Maxentia Rheinberger (August 24, 1832 – October 31, 1917) was a Liechtensteiner nun. She served as superior general of the Sisters of Charity of St. Vincent de Paul in Zams from 1906 to 1915.

She was born Johanna "Hanni" Rheinberger on August 24, 1832 in Vaduz, the eldest daughter of Johann Peter Rheinberger, a land agent, and his second wife, Elisabeth Rheinberger, née Carigiet. Among her ten siblings and step-siblings were Regierungssekretär David Rheinberger, politician Peter Rheinberger, and composer Josef Rheinberger. After a protracted fight with her father that lasted over a year, she entered the Sisters of Charity in 1852, taking the name Sister Maxentia.
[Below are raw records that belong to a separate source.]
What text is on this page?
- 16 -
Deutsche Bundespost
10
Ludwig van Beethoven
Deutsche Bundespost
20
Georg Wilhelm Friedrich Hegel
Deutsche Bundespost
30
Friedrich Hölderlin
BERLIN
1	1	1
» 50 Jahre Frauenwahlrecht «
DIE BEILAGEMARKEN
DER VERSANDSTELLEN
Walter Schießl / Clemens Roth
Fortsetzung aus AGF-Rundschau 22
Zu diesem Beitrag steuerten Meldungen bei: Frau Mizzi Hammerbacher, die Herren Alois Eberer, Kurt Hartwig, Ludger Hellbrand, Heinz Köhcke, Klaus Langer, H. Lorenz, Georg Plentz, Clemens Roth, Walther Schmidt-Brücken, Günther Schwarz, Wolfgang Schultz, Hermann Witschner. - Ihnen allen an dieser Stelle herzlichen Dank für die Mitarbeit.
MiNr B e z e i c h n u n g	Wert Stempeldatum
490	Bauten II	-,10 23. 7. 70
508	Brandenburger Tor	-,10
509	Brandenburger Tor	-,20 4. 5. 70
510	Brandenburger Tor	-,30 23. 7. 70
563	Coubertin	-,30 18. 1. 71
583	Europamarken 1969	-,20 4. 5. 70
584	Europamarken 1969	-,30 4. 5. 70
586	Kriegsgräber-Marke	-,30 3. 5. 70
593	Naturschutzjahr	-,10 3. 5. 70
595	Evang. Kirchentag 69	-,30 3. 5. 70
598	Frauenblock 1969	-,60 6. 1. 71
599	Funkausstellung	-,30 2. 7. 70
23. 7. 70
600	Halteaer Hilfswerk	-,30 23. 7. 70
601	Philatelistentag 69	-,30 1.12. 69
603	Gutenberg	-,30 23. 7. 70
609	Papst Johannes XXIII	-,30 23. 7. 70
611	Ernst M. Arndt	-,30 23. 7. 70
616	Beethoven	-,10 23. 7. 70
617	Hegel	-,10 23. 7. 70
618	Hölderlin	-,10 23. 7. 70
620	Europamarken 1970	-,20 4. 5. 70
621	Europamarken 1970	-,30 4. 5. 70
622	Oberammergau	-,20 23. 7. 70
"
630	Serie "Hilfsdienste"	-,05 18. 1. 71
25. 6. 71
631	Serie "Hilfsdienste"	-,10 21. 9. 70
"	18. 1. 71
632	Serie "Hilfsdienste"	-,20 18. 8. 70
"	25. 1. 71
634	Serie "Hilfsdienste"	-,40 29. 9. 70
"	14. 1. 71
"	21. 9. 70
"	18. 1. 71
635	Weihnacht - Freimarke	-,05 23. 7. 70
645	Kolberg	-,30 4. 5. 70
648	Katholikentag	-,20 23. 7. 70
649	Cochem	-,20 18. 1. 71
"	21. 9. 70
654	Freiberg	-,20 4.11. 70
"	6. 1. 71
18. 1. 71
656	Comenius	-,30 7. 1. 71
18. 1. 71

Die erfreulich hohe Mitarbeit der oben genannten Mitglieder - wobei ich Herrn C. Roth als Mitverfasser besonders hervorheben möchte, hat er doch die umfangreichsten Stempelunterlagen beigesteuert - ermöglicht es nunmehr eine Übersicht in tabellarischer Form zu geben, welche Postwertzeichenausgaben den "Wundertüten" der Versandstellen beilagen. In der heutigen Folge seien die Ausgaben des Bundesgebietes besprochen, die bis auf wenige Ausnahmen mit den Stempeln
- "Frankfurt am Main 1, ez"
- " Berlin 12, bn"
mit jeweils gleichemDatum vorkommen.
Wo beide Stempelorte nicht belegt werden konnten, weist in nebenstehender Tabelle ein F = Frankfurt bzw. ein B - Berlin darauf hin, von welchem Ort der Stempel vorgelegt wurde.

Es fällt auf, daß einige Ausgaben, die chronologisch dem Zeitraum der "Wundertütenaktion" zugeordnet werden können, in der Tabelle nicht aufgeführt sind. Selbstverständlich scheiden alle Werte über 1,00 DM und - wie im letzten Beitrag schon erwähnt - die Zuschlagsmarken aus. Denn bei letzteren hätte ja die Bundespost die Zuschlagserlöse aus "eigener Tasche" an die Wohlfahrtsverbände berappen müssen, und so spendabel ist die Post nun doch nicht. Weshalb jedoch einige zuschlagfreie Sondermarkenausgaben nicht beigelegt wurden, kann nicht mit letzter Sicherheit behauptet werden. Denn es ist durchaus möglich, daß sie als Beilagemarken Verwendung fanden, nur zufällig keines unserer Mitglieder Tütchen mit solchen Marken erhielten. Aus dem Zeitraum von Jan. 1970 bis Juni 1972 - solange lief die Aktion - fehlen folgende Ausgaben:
From 1854–1861, she was a teacher at girls' schools in the small villages of Silz and Zirl in Tyrol. She returned to Zams to teach at the same teacher training college that had taught her. She taught there until 1897, serving as director of the college from 1887–1888. Her next teaching role was at a women's prison in Schwaz, from 1902 to 1906. She served as secretary to the superior general, overseeing the reconstruction of the congregation's monastery after a devastating fire in 1870. She served as vicar from 1861 to 1891, vicar general from 1891 to 1902, and superior general from 1906 to 1915.

She was awarded the Golden Cross of Merit in 1914 by Emperor Franz Joseph. Maxentia Rheinberger died on October 31, 1917 in Zams.